The Conference, as I understand it, is based on the premise that the cinema as we have known it, a discourse based on the projection and culture of celluloid in theaters, with a stability of experience that lasted almost a century is being replaced with a proliferation of images on multitude of screens. The beloved object of cinema studies, with that textual experience at the center of its attention is now reconfigured. Casetti’s view of relocation is based on a rather wide ranging generalization of the concept of experience. He is very persuasive in case of the argument about relocation, but that vision works only within the conceptual assumptions about “experience” of images, experience of cinema. He casts his vote decidedly in favor of a broader thesis on cinema as “impression of reality” embraced proposed by Tom Gunning and others. Cinema’s long-assumed relation to indexicality is replaced by this view. Celluloid and the photographic (which so valued the notion of “trace” and indexicality) are now subsumed by the generalized experience of images.
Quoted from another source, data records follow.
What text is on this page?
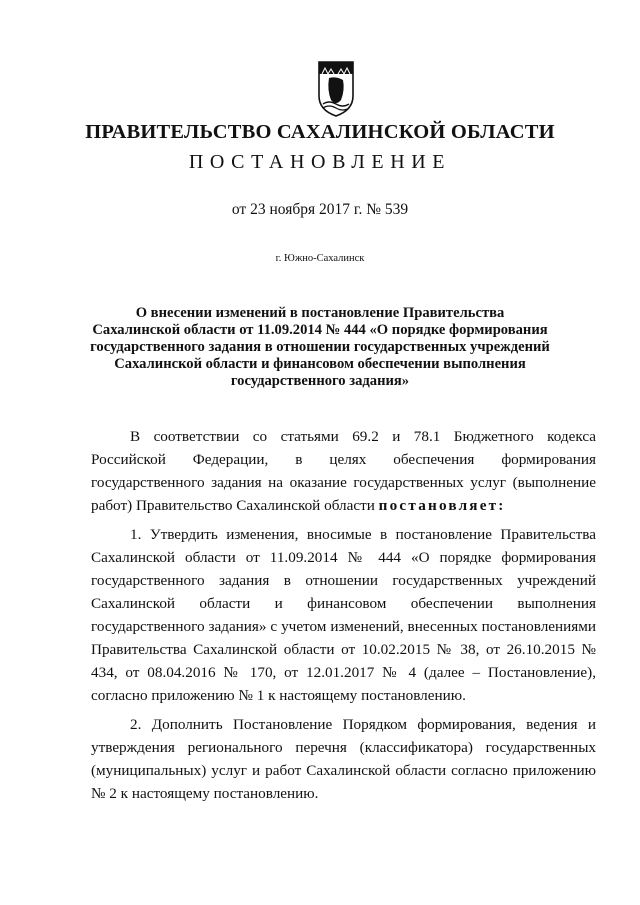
ПРАВИТЕЛЬСТВО САХАЛИНСКОЙ ОБЛАСТИ
ПОСТАНОВЛЕНИЕ
от 23 ноября 2017 г. № 539
г. Южно-Сахалинск
О внесении изменений в постановление Правительства Сахалинской области от 11.09.2014 № 444 «О порядке формирования государственного задания в отношении государственных учреждений Сахалинской области и финансовом обеспечении выполнения государственного задания»

В соответствии со статьями 69.2 и 78.1 Бюджетного кодекса Российской Федерации, в целях обеспечения формирования государственного задания на оказание государственных услуг (выполнение работ) Правительство Сахалинской области постановляет:

1. Утвердить изменения, вносимые в постановление Правительства Сахалинской области от 11.09.2014 № 444 «О порядке формирования государственного задания в отношении государственных учреждений Сахалинской области и финансовом обеспечении выполнения государственного задания» с учетом изменений, внесенных постановлениями Правительства Сахалинской области от 10.02.2015 № 38, от 26.10.2015 № 434, от 08.04.2016 № 170, от 12.01.2017 № 4 (далее – Постановление), согласно приложению № 1 к настоящему постановлению.

2. Дополнить Постановление Порядком формирования, ведения и утверждения регионального перечня (классификатора) государственных (муниципальных) услуг и работ Сахалинской области согласно приложению № 2 к настоящему постановлению.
We are in the midst of that sea-change in our conception of cinema.
This is a fascinating debate and one that will inform us through the vastly transformative phase of cinema studies. Tacita Dean’s project (whom Casetti dismisses as justifying celluloid in the wake of its disappearance) is one sense limited for artists. She wants to preserve 16 mm and 25 mm for artists, as they can step outside of the discursive rut to imagine the possibilities of image and representation. But the book she published at the Tate Modern exhibit takes this issue beyond art and into the realm of cinematic practice. Reading their remarks, collected from practitioners, archivists, critics, artists and others, provides evidence that what is at stake here is a firm belief to ground images in reality. The indexical qualities of photochemical images still guide the practitioners of cinema. If they manipulate reality, it is the grounded reality with a trace that they manipulate. Dean’s insistent effort in showing the indexical registers of the material reality allow you to plan your vision firmly in the abilities of cinematic image to “write” reality, not reproduce it. It provides a solid starting point for the invaluable trajectory generated by these unrelated events in the area.